Following the confirmation by the Liberian Senate of a bill re-proposing the death penalty for certain crimes, Amnesty International called on President Ellen Johnson-Sirleaf to veto the bill.

“The surest way to address crime is to strengthen the criminal justice system and the capacity of law enforcement agencies – not to carry out state killings, which have never been shown to be a deterrent,” said Amnesty International.

The bill, passed by the House of Representatives on 7 May and the Senate on 16 July, makes armed robbery, terrorism and hijacking capital offenses.

The move came despite the fact that in September 2005, Liberia acceded to the Second Optional Protocol to the International Covenant on Civil and Political Rights (ICCPR), which obliges Liberia to take all necessary measures to abolish the death penalty.
“The Liberian government must fulfil its obligation under international law to abolish the death penalty,” said Amnesty International. “Rather than introducing legislation such as this bill, the Liberian government should introduce a constitutional provision abolishing the death penalty for all crimes.”

“This legislation is in bad faith, and entirely inconsistent with the object and purpose of the protocol to which the Liberian government acceded, which aims to abolish the death penalty.”

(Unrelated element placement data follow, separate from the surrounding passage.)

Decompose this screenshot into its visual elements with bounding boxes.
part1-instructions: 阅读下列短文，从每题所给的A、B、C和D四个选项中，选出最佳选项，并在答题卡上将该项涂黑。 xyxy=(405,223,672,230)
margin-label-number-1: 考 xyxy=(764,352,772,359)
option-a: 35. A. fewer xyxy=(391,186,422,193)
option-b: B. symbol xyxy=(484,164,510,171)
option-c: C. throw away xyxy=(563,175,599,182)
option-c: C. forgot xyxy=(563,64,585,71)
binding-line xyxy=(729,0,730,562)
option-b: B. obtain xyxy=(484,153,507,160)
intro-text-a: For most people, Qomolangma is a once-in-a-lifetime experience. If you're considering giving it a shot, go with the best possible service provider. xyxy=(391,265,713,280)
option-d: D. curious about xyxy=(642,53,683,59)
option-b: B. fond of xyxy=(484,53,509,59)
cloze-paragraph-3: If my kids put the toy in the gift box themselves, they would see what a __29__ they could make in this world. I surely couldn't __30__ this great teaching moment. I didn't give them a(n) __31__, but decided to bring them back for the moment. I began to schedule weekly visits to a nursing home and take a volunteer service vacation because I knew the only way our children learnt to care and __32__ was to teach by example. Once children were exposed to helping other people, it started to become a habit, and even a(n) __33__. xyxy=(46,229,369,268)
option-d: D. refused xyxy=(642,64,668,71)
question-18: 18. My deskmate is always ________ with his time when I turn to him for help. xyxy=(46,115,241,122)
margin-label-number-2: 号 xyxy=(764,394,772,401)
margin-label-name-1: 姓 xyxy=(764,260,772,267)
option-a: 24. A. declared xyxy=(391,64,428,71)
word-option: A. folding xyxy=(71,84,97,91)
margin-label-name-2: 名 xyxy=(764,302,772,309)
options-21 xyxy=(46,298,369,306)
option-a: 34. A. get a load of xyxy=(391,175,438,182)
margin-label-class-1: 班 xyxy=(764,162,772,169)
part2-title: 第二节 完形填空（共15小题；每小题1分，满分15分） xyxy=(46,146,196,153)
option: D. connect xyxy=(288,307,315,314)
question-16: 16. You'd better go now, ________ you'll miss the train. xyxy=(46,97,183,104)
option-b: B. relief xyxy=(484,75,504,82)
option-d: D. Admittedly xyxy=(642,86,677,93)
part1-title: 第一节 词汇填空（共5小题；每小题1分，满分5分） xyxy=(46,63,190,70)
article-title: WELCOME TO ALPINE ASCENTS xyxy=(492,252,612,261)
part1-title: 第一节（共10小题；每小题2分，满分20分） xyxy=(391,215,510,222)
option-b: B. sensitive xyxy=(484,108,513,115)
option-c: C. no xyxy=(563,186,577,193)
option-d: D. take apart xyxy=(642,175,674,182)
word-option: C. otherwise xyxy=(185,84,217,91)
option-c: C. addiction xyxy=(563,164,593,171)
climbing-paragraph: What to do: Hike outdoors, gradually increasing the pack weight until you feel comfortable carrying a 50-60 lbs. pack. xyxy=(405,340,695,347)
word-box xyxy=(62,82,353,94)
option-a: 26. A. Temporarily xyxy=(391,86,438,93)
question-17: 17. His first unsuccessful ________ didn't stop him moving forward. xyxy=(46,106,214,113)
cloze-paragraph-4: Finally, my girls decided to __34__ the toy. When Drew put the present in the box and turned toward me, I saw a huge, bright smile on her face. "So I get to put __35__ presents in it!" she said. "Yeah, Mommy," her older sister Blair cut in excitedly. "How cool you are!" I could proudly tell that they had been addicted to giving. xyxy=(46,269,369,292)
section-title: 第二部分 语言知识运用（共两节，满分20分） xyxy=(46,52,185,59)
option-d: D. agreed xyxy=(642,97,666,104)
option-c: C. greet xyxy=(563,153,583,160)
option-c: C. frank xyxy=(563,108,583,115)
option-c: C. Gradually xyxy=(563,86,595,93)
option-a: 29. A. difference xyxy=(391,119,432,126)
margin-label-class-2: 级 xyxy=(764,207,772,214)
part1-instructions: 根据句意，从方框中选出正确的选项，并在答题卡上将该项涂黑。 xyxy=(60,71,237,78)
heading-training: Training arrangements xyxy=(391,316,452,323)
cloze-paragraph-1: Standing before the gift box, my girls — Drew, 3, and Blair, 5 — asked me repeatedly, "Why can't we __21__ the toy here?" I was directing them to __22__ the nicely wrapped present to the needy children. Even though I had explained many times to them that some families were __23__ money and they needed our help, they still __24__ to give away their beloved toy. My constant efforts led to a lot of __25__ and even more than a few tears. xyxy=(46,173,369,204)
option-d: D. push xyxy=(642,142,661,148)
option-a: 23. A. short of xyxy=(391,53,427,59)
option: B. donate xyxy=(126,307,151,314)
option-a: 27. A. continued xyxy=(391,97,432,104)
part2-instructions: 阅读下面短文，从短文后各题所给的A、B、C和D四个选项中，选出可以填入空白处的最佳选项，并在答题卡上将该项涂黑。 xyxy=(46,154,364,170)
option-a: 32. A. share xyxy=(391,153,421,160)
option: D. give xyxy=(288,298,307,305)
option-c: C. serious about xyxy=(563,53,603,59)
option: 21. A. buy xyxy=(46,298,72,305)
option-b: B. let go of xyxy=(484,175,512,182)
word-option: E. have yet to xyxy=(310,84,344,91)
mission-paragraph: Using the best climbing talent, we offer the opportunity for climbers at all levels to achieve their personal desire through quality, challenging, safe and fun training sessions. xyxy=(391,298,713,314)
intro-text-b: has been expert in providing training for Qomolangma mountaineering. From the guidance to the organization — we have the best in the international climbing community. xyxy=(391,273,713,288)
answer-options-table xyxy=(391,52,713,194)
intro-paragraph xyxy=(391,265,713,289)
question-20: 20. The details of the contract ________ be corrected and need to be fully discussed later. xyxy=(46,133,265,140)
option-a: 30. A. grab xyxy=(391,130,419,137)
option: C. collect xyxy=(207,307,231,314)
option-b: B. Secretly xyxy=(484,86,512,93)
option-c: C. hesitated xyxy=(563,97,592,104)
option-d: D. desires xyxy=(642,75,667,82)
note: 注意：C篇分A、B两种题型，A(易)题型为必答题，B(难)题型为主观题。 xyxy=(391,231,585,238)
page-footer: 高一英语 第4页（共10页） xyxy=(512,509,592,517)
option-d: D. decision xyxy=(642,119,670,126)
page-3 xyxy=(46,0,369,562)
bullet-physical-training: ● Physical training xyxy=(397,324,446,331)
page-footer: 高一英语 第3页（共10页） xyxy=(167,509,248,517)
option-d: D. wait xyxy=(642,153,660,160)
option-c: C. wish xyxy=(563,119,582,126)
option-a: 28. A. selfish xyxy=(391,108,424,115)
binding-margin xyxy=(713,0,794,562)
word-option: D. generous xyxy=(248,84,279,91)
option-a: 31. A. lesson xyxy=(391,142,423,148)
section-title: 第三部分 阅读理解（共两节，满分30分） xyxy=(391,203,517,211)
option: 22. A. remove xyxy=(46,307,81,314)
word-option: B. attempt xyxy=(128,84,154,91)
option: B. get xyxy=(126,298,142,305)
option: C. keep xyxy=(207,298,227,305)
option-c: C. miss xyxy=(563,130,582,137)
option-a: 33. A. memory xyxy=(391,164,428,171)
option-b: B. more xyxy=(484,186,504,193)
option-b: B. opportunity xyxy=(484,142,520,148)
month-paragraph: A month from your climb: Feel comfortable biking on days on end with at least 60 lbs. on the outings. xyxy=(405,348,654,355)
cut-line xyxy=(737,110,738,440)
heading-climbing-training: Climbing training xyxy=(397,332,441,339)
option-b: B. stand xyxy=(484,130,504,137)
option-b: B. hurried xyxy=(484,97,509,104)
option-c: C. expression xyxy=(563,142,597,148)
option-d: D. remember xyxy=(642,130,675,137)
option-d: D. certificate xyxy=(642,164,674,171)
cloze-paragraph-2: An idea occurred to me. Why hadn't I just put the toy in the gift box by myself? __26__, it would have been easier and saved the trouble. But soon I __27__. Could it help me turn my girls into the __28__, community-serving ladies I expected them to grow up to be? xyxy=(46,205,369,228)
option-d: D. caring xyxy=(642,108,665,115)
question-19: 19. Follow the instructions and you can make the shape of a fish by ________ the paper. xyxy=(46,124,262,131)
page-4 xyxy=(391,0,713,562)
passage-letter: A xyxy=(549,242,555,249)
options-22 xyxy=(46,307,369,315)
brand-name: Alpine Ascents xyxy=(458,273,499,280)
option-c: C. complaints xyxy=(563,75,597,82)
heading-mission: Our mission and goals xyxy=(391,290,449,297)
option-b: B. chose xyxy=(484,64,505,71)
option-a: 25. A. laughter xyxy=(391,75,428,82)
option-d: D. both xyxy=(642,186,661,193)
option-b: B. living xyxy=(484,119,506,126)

Amnesty International urged the Liberian government to carry out a survey of current legislation with a view to abolishing the death penalty for all crimes, including in military penal codes.

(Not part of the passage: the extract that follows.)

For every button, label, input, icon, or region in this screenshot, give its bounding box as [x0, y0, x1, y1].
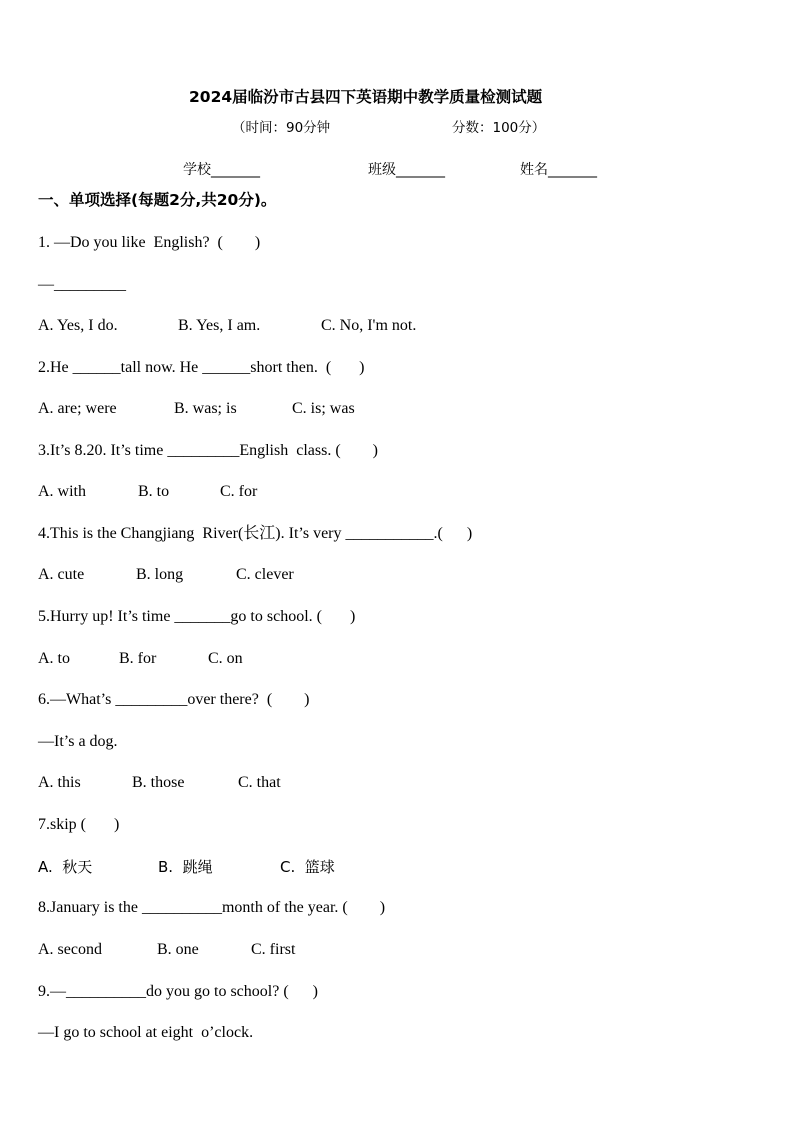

Amnesty International opposes the death penalty in all circumstances as a violation of the right to life and as the ultimate cruel, inhuman and degrading punishment.

Notes to editors:
According to Article 31 (1) of the Vienna Convention on the Law of Treaties, a treaty is to be interpreted in good faith in accordance with the ordinary meaning to be given to the terms of the treaty in their context and in the light of its object and purpose. The presumption of good faith justifies the conclusion that states parties intend treaties to be effective.
Since the accession to the Second Optional Protocol of the ICCPR by Liberia was a voluntary undertaking, the government's behaviour must produce the effects it has openly sought, and the government is effectively bound, in accordance with its declarations.
As of today, 137 states in the world have abolished the death penalty in law or practice. In recognition of this trend the United Nations General Assembly adopted, in December 2007, resolution 62/149 calling on all retentionist countries to establish a moratorium on executions with a view to abolishing the death penalty, and on states that have abolished the death penalty not to reintroduce it.